Kostenbeitrag für Lehre und Forschung im Gesundheitswesen verlängert

28.06.2012

Der Regierungsrat von Appenzell Ausserrhoden hat der Verlängerung der Ostschweizer Regelung für die Abgeltung der Kosten für Lehre und Forschung an Universitäts- und Zentrumsspitäler zugestimmt.

Zwischen den Kantonen Appenzell Ausserrhoden, Appenzell Innerrhoden, Glarus, Graubünden, St. Gallen, Schaffhausen, Thurgau und Zürich wurde am 17. August 2011 die Ostschweizer Spitalvereinbarung abgeschlossen. Unter anderem werden darin die Beiträge an die Kosten für Lehre und Forschung für Universitäts- und Zentrumsspitäler festgelegt. Diese Kosten werden nicht über das Krankenversicherungsgesetz abgedeckt. Trotzdem profitieren alle Kantone von diesen Leistungen, insbesondere jene Kantone ohne Universitäts- und Zentrumsspitäler, indem sie beispielsweise ausgebildete Ärztinnen und Ärzte übernehmen können.

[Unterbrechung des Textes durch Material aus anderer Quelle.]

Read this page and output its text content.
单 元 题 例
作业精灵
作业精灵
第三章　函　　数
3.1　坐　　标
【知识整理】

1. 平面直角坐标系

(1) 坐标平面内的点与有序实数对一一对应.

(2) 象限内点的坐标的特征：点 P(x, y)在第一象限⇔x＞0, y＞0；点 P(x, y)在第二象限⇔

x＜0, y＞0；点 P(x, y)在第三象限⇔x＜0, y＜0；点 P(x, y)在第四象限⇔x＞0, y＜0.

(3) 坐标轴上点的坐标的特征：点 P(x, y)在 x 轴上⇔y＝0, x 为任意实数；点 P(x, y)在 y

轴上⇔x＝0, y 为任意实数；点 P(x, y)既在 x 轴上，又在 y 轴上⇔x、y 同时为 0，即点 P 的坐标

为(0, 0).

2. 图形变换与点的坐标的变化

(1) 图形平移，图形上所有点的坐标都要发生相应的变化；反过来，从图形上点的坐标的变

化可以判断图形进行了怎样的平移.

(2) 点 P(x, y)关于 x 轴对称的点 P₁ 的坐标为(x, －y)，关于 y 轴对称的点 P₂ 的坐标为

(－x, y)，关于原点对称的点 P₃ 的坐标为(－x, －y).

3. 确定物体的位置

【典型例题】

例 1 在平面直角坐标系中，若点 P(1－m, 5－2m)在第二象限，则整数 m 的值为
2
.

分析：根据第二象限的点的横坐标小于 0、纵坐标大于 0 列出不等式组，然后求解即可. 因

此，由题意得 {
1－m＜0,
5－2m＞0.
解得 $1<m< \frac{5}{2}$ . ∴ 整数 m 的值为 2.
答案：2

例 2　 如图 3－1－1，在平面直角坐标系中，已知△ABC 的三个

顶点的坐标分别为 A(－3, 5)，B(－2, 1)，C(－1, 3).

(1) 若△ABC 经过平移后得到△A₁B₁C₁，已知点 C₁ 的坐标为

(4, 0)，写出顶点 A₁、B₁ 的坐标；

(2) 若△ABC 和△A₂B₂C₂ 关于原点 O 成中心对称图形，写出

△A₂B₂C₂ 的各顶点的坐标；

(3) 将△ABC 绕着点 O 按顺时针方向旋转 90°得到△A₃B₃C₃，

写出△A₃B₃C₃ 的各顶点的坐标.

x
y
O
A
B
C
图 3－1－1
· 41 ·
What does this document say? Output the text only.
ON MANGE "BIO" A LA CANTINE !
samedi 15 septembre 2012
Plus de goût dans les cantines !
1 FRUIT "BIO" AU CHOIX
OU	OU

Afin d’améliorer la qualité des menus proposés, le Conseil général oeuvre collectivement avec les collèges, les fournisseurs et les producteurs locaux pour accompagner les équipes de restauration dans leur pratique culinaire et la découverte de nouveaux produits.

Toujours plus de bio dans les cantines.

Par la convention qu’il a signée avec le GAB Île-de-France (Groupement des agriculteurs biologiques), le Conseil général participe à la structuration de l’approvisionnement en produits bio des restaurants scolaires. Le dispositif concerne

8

Die Beiträge an die Forschungs- und Lehrkosten wurden in der Ostschweizer Spitalvereinbarung bis Ende 2012 befristet, weil ab 2013 eine gesamtschweizerische Regelung erwartet wurde. Eine solche liegt bis jetzt aber nicht vor, und ein schweizweites Konkordat zu diesem Bereich wird voraussichtlich erst Anfang 2014 in Kraft treten können.

Die Gesundheitsdirektorinnen und -direktoren der Ostschweizer Kantone sind daher übereingekommen, die bisherige Regelung in der Ostschweizer Spitalvereinbarung um ein Jahr zu verlängern. Der Regierungsrat von Appenzell Ausserrhoden hat dieser Verlängerung zugestimmt. Der Kanton wird auch für das Jahr 2013 einen Beitrag von 507'000 Franken leisten. Vorbehalten bleibt die Kreditgenehmigung durch den Kantonsrat im Rahmen des Budgets 2013.